Don't get me started...

And the film? It was:

CEIJA STOJKA
A 1999. Director: Karin Berger. 85 min. engl. subs.
A very personal portrait of the then 66 year old Ceija Stojka, a singer, artist and author who is quite well-known even outside Austria. She was the first Austrian Romní to talk publicly about her traumatic experience at the NS concentration camp Auschwitz. Until today, her feelings towards her “home land” stay ambivalent: „Our roots are in Austria. It's not the country's fault after all.“

It was a powerful portrait of a strong woman. Eerie seeing her bare forearm with her concentration camp number tattooed there..

Around us, an interesting collection of folks in the audience. Most I'd characterize as hipster film buffs, but Karlsplatz has its denizens, its regulars who hang around there. Nearby was a well-known drug dealing area that has since been more or less closed down by the cops, but tradition is tradition.

Sitting in our row, a few seats over, was a woman who was obviously wasted. Several times before the film started I saw her kind of nodding off, and halfway into the film she left to go get another drink. Surprisingly she didn't seem uncoordinated when she walked, but soon after returning to her seat, during a quiet passage in the film, we heard----snoring. 

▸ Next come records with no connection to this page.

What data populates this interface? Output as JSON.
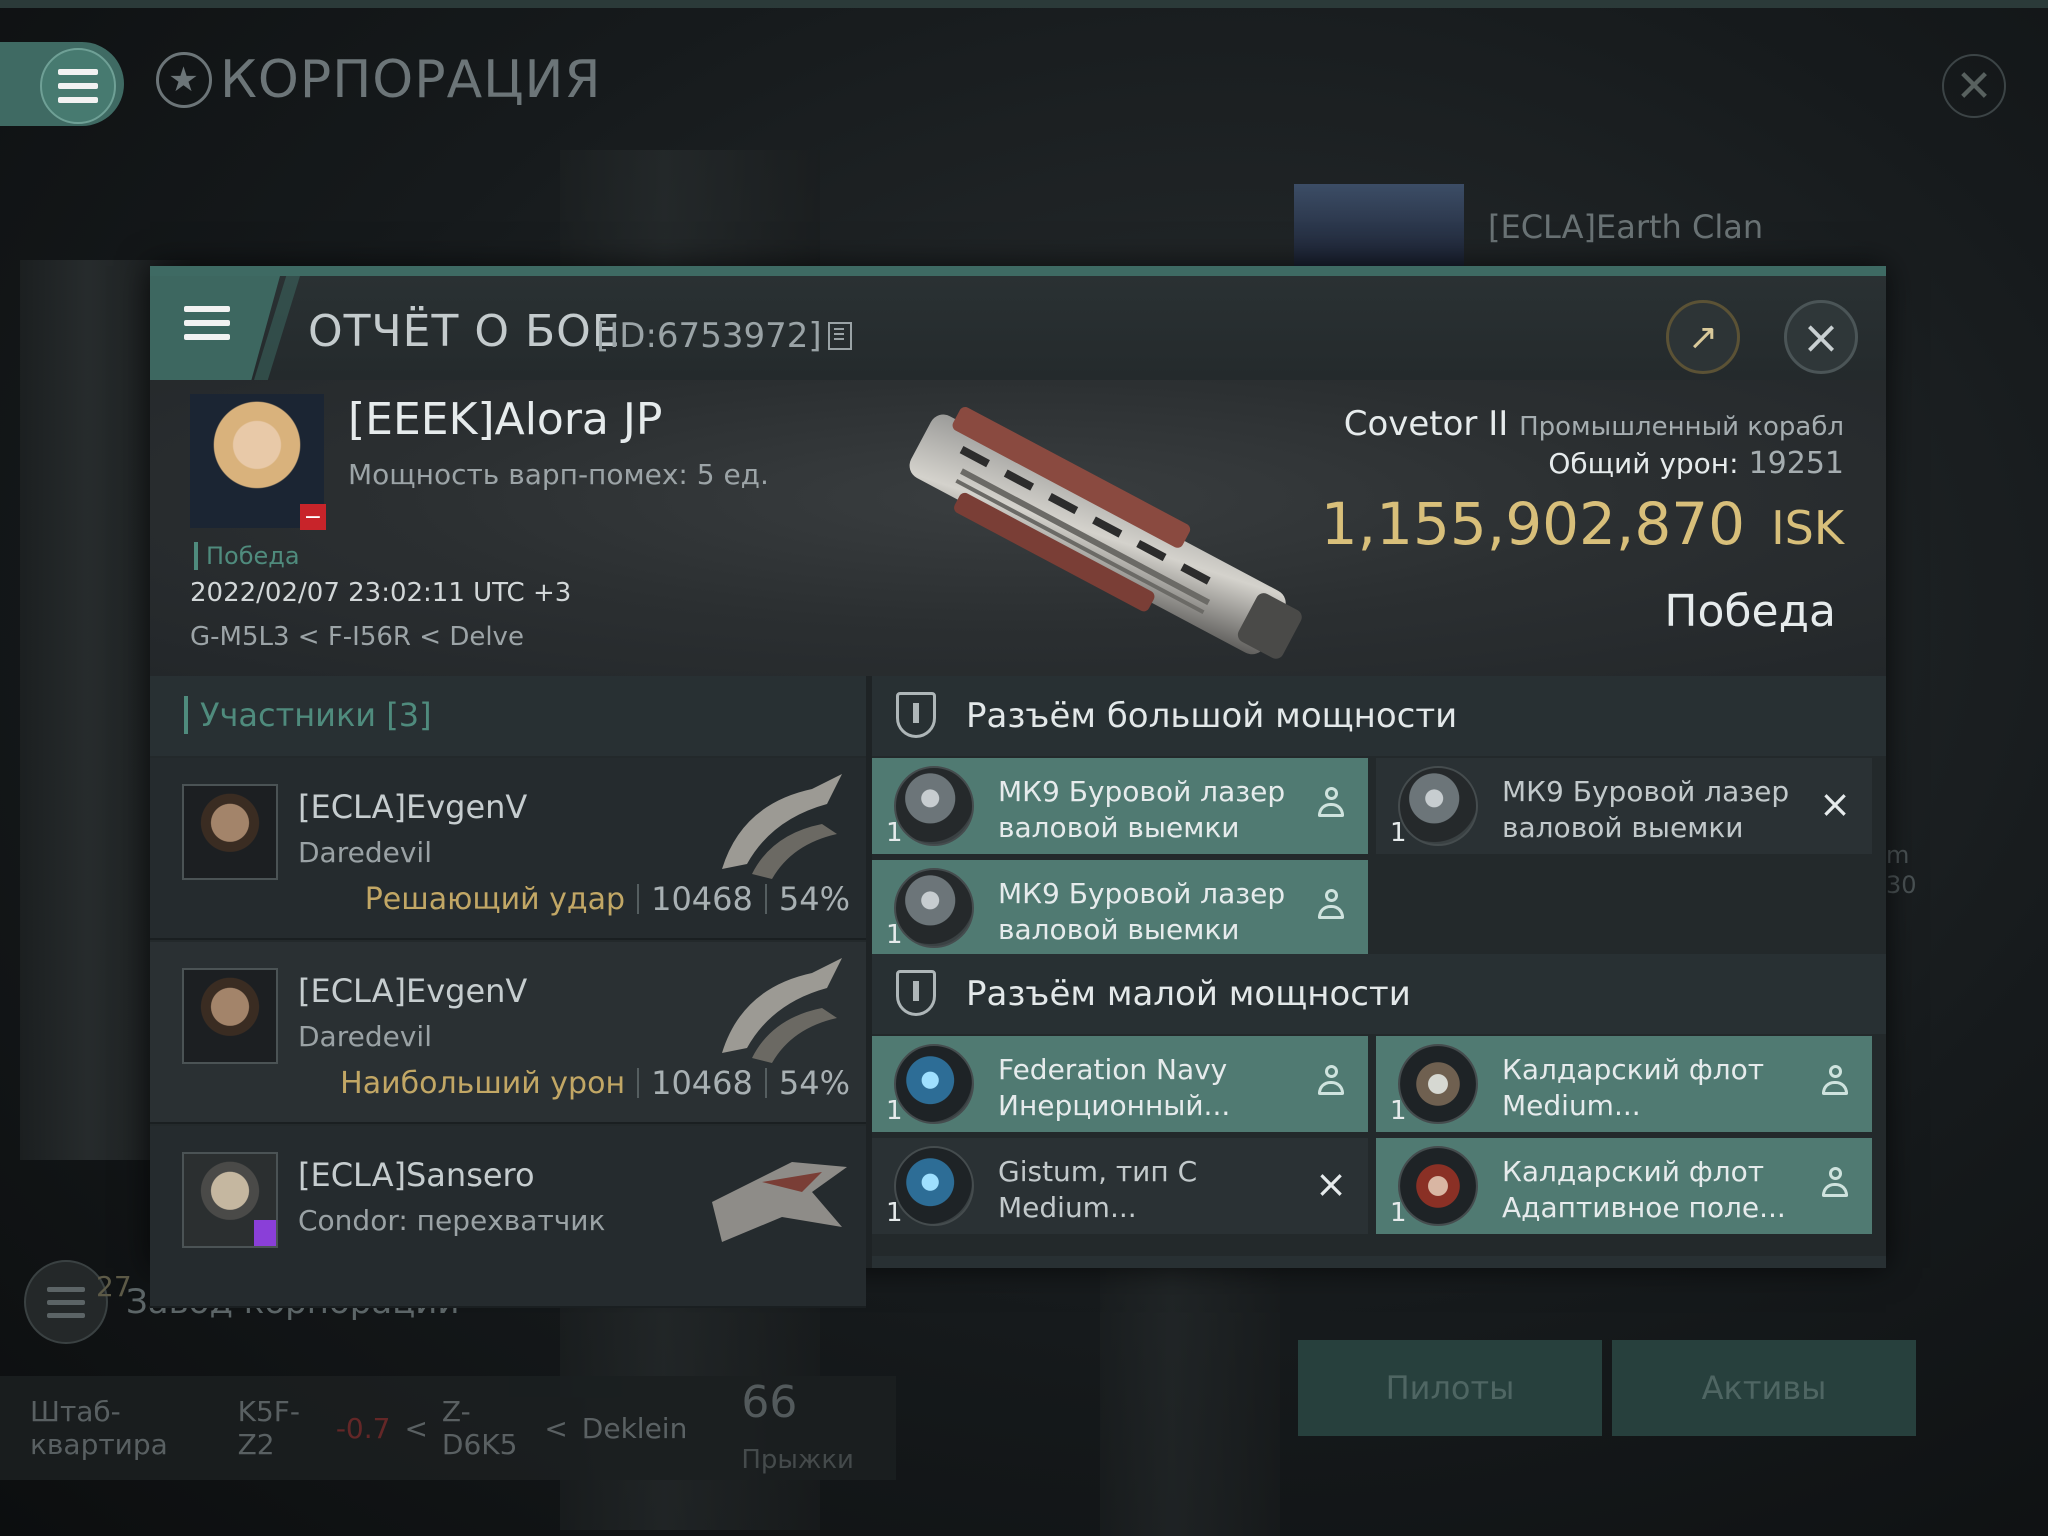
{
  "background": {
    "window_title": "КОРПОРАЦИЯ",
    "corp_name": "[ECLA]Earth Clan",
    "factory_label": "Завод корпорации",
    "factory_count": "27",
    "hq": {
      "label": "Штаб-квартира",
      "system": "K5F-Z2",
      "security": "-0.7",
      "constellation": "Z-D6K5",
      "region": "Deklein",
      "jumps_value": "66",
      "jumps_label": "Прыжки"
    },
    "buttons": {
      "pilots": "Пилоты",
      "assets": "Активы"
    },
    "side_text": [
      "m",
      "30"
    ]
  },
  "report": {
    "title": "ОТЧЁТ О БОЕ",
    "id": "[ID:6753972]",
    "victim": {
      "name": "[EEEK]Alora JP",
      "warp_disrupt": "Мощность варп-помех: 5 ед.",
      "result_tag": "Победа",
      "datetime": "2022/02/07 23:02:11 UTC +3",
      "location": "G-M5L3 < F-I56R < Delve"
    },
    "ship": {
      "name": "Covetor II",
      "type": "Промышленный корабл",
      "damage_label": "Общий урон:",
      "damage_value": "19251",
      "isk_value": "1,155,902,870",
      "isk_unit": "ISK",
      "result": "Победа"
    },
    "participants": {
      "header": "Участники [3]",
      "list": [
        {
          "name": "[ECLA]EvgenV",
          "ship": "Daredevil",
          "tag": "Решающий удар",
          "damage": "10468",
          "percent": "54%"
        },
        {
          "name": "[ECLA]EvgenV",
          "ship": "Daredevil",
          "tag": "Наибольший урон",
          "damage": "10468",
          "percent": "54%"
        },
        {
          "name": "[ECLA]Sansero",
          "ship": "Condor: перехватчик"
        }
      ]
    },
    "slots": {
      "high_title": "Разъём большой мощности",
      "low_title": "Разъём малой мощности",
      "high": [
        {
          "qty": "1",
          "name": "МК9 Буровой лазер валовой выемки",
          "status": "dropped"
        },
        {
          "qty": "1",
          "name": "МК9 Буровой лазер валовой выемки",
          "status": "destroyed"
        },
        {
          "qty": "1",
          "name": "МК9 Буровой лазер валовой выемки",
          "status": "dropped"
        }
      ],
      "low": [
        {
          "qty": "1",
          "name": "Federation Navy Инерционный...",
          "status": "dropped"
        },
        {
          "qty": "1",
          "name": "Калдарский флот Medium...",
          "status": "dropped"
        },
        {
          "qty": "1",
          "name": "Gistum, тип C Medium...",
          "status": "destroyed"
        },
        {
          "qty": "1",
          "name": "Калдарский флот Адаптивное поле...",
          "status": "dropped"
        }
      ]
    }
  }
}
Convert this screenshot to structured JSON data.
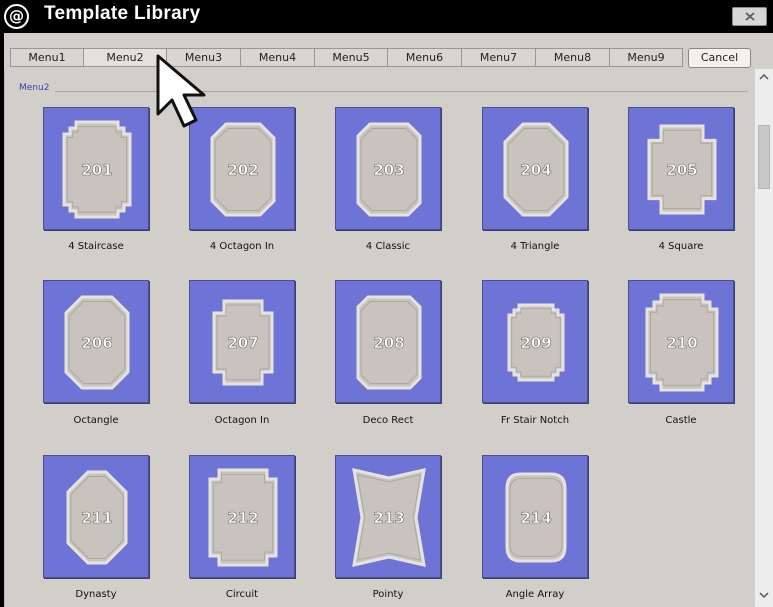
{
  "window": {
    "title": "Template Library",
    "logo_glyph": "@"
  },
  "tabs": [
    "Menu1",
    "Menu2",
    "Menu3",
    "Menu4",
    "Menu5",
    "Menu6",
    "Menu7",
    "Menu8",
    "Menu9"
  ],
  "active_tab_index": 1,
  "cancel_label": "Cancel",
  "group_label": "Menu2",
  "templates": [
    {
      "id": "201",
      "label": "4 Staircase"
    },
    {
      "id": "202",
      "label": "4 Octagon In"
    },
    {
      "id": "203",
      "label": "4 Classic"
    },
    {
      "id": "204",
      "label": "4 Triangle"
    },
    {
      "id": "205",
      "label": "4 Square"
    },
    {
      "id": "206",
      "label": "Octangle"
    },
    {
      "id": "207",
      "label": "Octagon In"
    },
    {
      "id": "208",
      "label": "Deco Rect"
    },
    {
      "id": "209",
      "label": "Fr Stair Notch"
    },
    {
      "id": "210",
      "label": "Castle"
    },
    {
      "id": "211",
      "label": "Dynasty"
    },
    {
      "id": "212",
      "label": "Circuit"
    },
    {
      "id": "213",
      "label": "Pointy"
    },
    {
      "id": "214",
      "label": "Angle Array"
    }
  ],
  "colors": {
    "tile_bg": "#6d74d6",
    "panel_fill": "#c8c4bd",
    "panel_outline": "#e6e3df",
    "background": "#d2cec9",
    "label_accent": "#2b4aa8"
  },
  "icons": {
    "logo": "at-sign-logo-icon",
    "close": "close-x-icon",
    "scroll_up": "chevron-up-icon",
    "scroll_down": "chevron-down-icon",
    "cursor": "mouse-pointer-arrow-icon"
  }
}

Those of us sitting around her looked over and saw the woman, her head tilted back parallel to the sky, her mouth open, loud snores issuing forth. There were three Eastern European women sitting in front of us and they were drinking too, but they were conscious and kept their jabbering more or less quiet during the film. Everyone laughed.

It was getting late so we decided to leave before the film finished. 

Back home near midnight, we cracked a bottle of champagne and drank a toast to the birthday girl, me wondering about that obstetrician from way back when,  who never suspected what events would be unleashed by that innocent slap on a newborn's ass.